A quick glance at VMS Plant 10r reminded me of a daisy (family Asteraceae). It has serrated leaves and the characteristic flower whorl that is common for plants in the daisy family. The illustrator has also taken some pains to emphasize the serrated leaves, which gave me some ideas for the identity of the plant… I thought one possibility might be Senecio alpinus (Alpine ragwort) but… many daisies look the same, and the color of flower petals doesn’t help because the VMS is painted with a limited palette and some of the colors might be symbolic.
More importantly, daisies don’t have big red roots that look like yams or water balloons. For a while, I was at a loss to explain the roots.
Prior Plant IDs
I had a suspicion VMS 10r might be Dittrichia viscosa, a plant common to the Mediterranean that has medicinal uses as an astringent, and a strong fragrance (that not everyone finds agreeable). But, I don’t think the red objects are meant to be noses, so what else could they be?
I hadn’t previously looked up other IDs for this plant. I wasn’t even sure what Sherwood had chosen, so I looked around while I was composing this blog and found Sherwood’s ID of Cichorium pumilum. I’m very familiar with chicory, it grows wild in this area, and 10r doesn’t look like chicory, so I searched again…
This time I found Ellie Velinska’s description of the plant as mountain cornflower (Centaurea montana). Except for the discrepancy in the leaves, I like this ID, because it more closely matches the characteristics of the plant and Velinska gives a plausible explanation for the roots as a mnemonic for an ocular medicinal use but, I think there might be another possibility…
I didn’t want to spend a lot of time googling plant IDs, so I stopped looking so I could talk about Dittrichia viscosa, also known as false yellow fleabane. It is also called “aromatic inula” for its strong fragrance and resemblance to Helenium (Inula).
I’ve said many times that I believe the VMS illustrator cared about leaf margins and drew them quite accurately for some of the more naturalistic plants. This is unusual compared to traditional herbals where leaf margins are often sloppy or wildly inaccurate. Dittrichia viscosa has very distinctive leaves that are deeply serrated and the VMS seems to convey this.
D. viscosa flowers are typical for plants in the daisy family, a sunny ray of yellow petals and a rayed whorl after the seed-fluff has blown away. This plant is well-known around the Mediterranean, from Provençe, Spain, and Sicily to the Levant, and has long been the subject of folklore. For example, Wiki notes a Catalan saying, “Els raïms són madurs quan floreixen les olivardes.”, the grapes are ripe when the yellow [false] fleabane blooms. Unfortunately, the roots don’t look like grapes, at least not entirely.
Is there another way to explain the roots? I couldn’t think of a reason why Senecio alpinus would be drawn with red water-balloon roots. And if it’s Dittrichia viscosa and they’re not grapes (or eyeballs as Velinska suggested), what else could they be?

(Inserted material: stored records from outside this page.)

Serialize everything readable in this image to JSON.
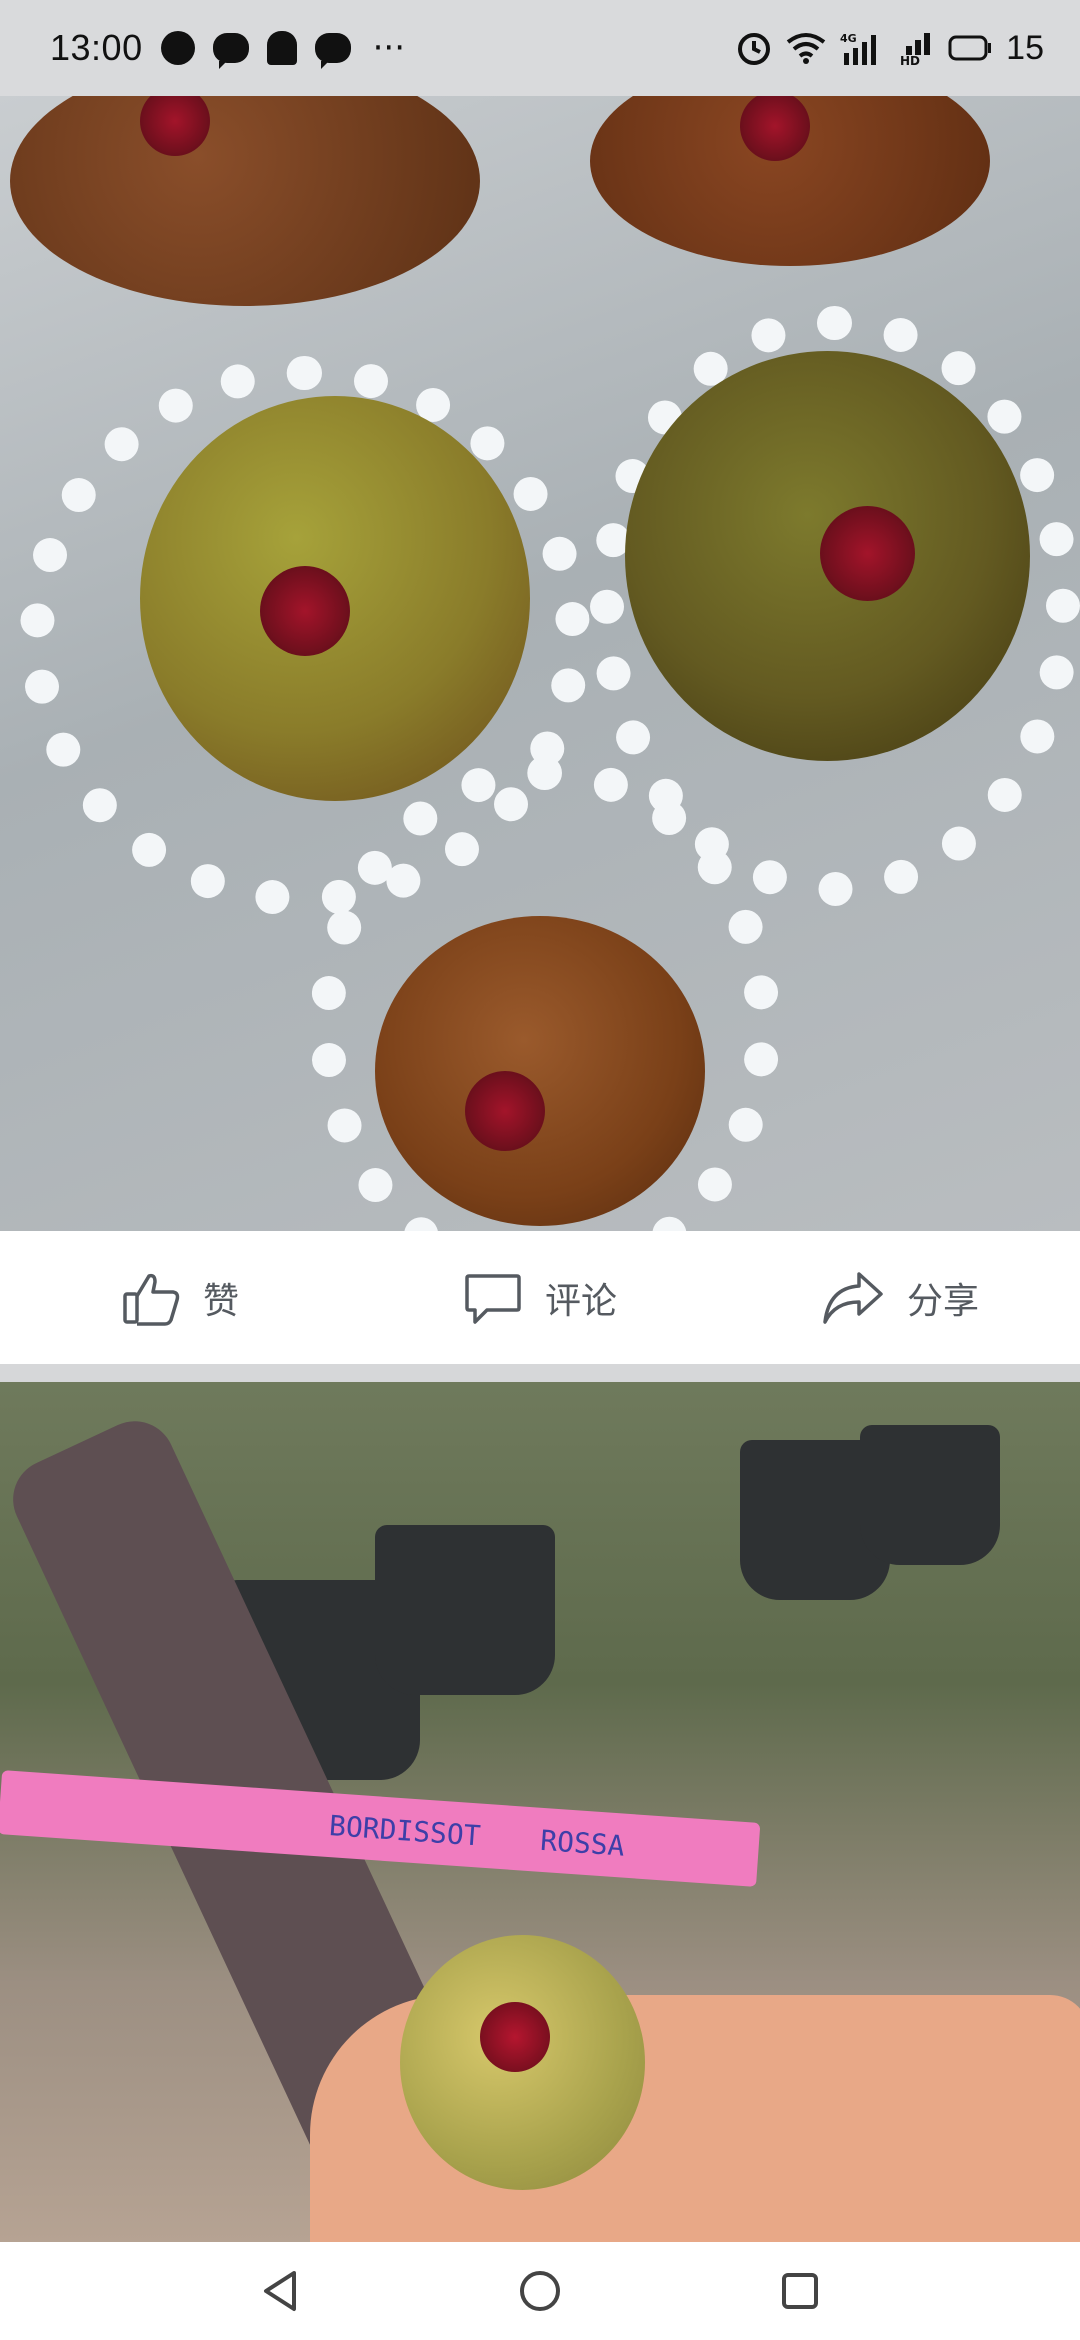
{
  "status_bar": {
    "time": "13:00",
    "notification_icons": [
      "chat-icon",
      "message-icon",
      "ghost-icon",
      "message-icon"
    ],
    "more_indicator": "···",
    "signal_label": "4G",
    "hd_label": "HD",
    "battery_level": "15"
  },
  "post_actions": {
    "like_label": "赞",
    "comment_label": "评论",
    "share_label": "分享"
  },
  "photo2": {
    "tag_text_1": "BORDISSOT",
    "tag_text_2": "ROSSA"
  }
}
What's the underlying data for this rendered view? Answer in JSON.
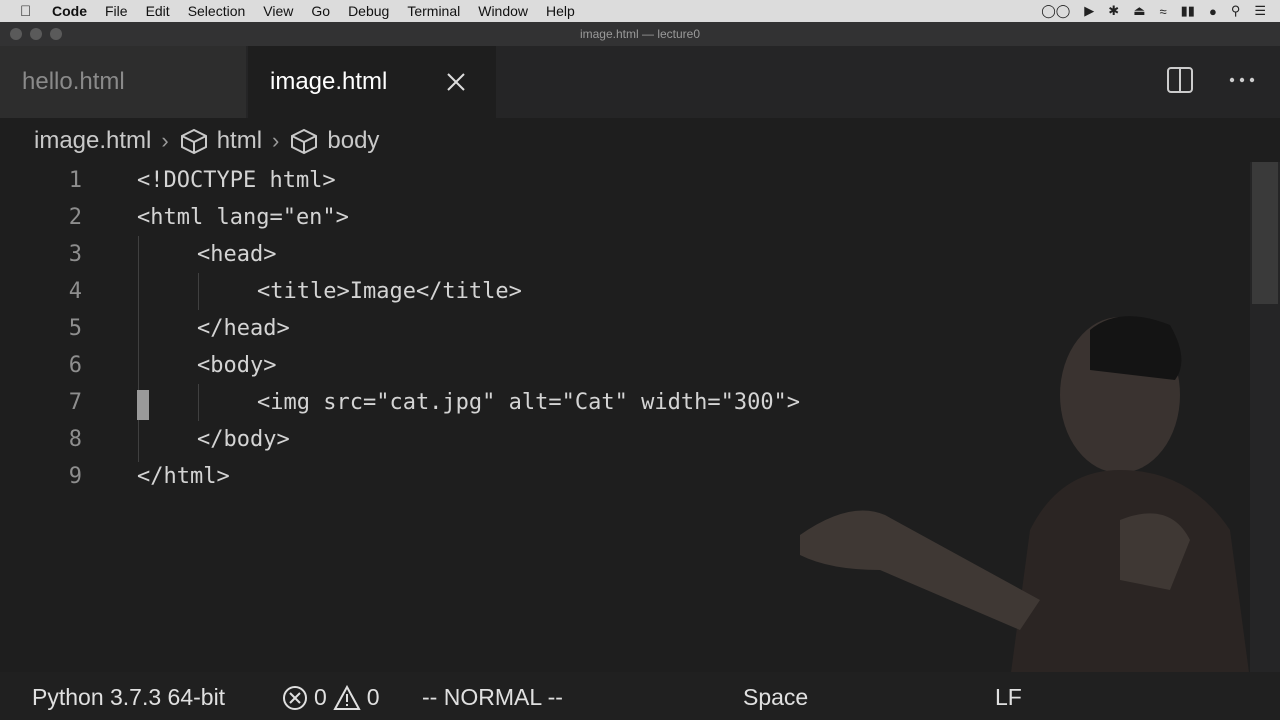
{
  "menubar": {
    "app": "Code",
    "items": [
      "File",
      "Edit",
      "Selection",
      "View",
      "Go",
      "Debug",
      "Terminal",
      "Window",
      "Help"
    ]
  },
  "window": {
    "title": "image.html — lecture0"
  },
  "tabs": [
    {
      "label": "hello.html",
      "active": false
    },
    {
      "label": "image.html",
      "active": true
    }
  ],
  "breadcrumb": [
    "image.html",
    "html",
    "body"
  ],
  "editor": {
    "lines": [
      {
        "n": "1",
        "text": "<!DOCTYPE html>"
      },
      {
        "n": "2",
        "text": "<html lang=\"en\">"
      },
      {
        "n": "3",
        "text": "<head>"
      },
      {
        "n": "4",
        "text": "<title>Image</title>"
      },
      {
        "n": "5",
        "text": "</head>"
      },
      {
        "n": "6",
        "text": "<body>"
      },
      {
        "n": "7",
        "text": "<img src=\"cat.jpg\" alt=\"Cat\" width=\"300\">"
      },
      {
        "n": "8",
        "text": "</body>"
      },
      {
        "n": "9",
        "text": "</html>"
      }
    ]
  },
  "statusbar": {
    "python": "Python 3.7.3 64-bit",
    "errors": "0",
    "warnings": "0",
    "mode": "-- NORMAL --",
    "spaces": "Space",
    "eol": "LF"
  },
  "colors": {
    "editor_bg": "#1e1e1e",
    "tab_inactive": "#2d2d2d",
    "statusbar": "#202020"
  }
}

[Addendum: One idea I forgot to include when I posted this blog earlier today is that the big red “balloons” might be breasts—lactating glands. Lactuca plants are widespread Eurasian plants named for the milky white sap that oozes from the stems when you break them and Lactuca is part of the daisy family. However, as tempting as this idea is, I wanted to suggest one further possibility…]
If the VMS were created after the conquest of the Americas, the roots might represent red potatoes, oca (Oxalis), or prickly pears (Opuntia), those mouse-ear-shaped lumps that form on the top of cactus plants. The Nahuatl called them Nopalli, and while their origin is not completely clear, they are thought to have originated in Mexico. Prickly pears are now grown worldwide, and D. viscosa is used like a duster to clean off the pear-like fruit after it is harvested.
But the New World theory is problematic. The VMS probably predates Columbus’s voyage to the Americas. Is it possible that the practice of cleaning prickly-pear fruit with daisy dusters comes from a long-standing Mediterranean tradition of cleaning similar-looking crops native to the Old World?
What about red-skinned shallots, which are smooth and fairly oval and have a little bump on the ends? Or radishes or beets? All of these come from the ground and need the dirt dusted off, and even radishes, which originated in Asia, have been grown in Europe since before Roman times. The toothy leaves of false fleabane are well suited for dusting. If the VMS roots are meant to express a characteristic of the plant, maybe the roots are breasts. On the other hand, if they show the use of the plant, maybe Velinska is right, maybe they are eyeballs, or maybe they are tubers that need a daisy-leaf dust-off before dropping them in the cart for market.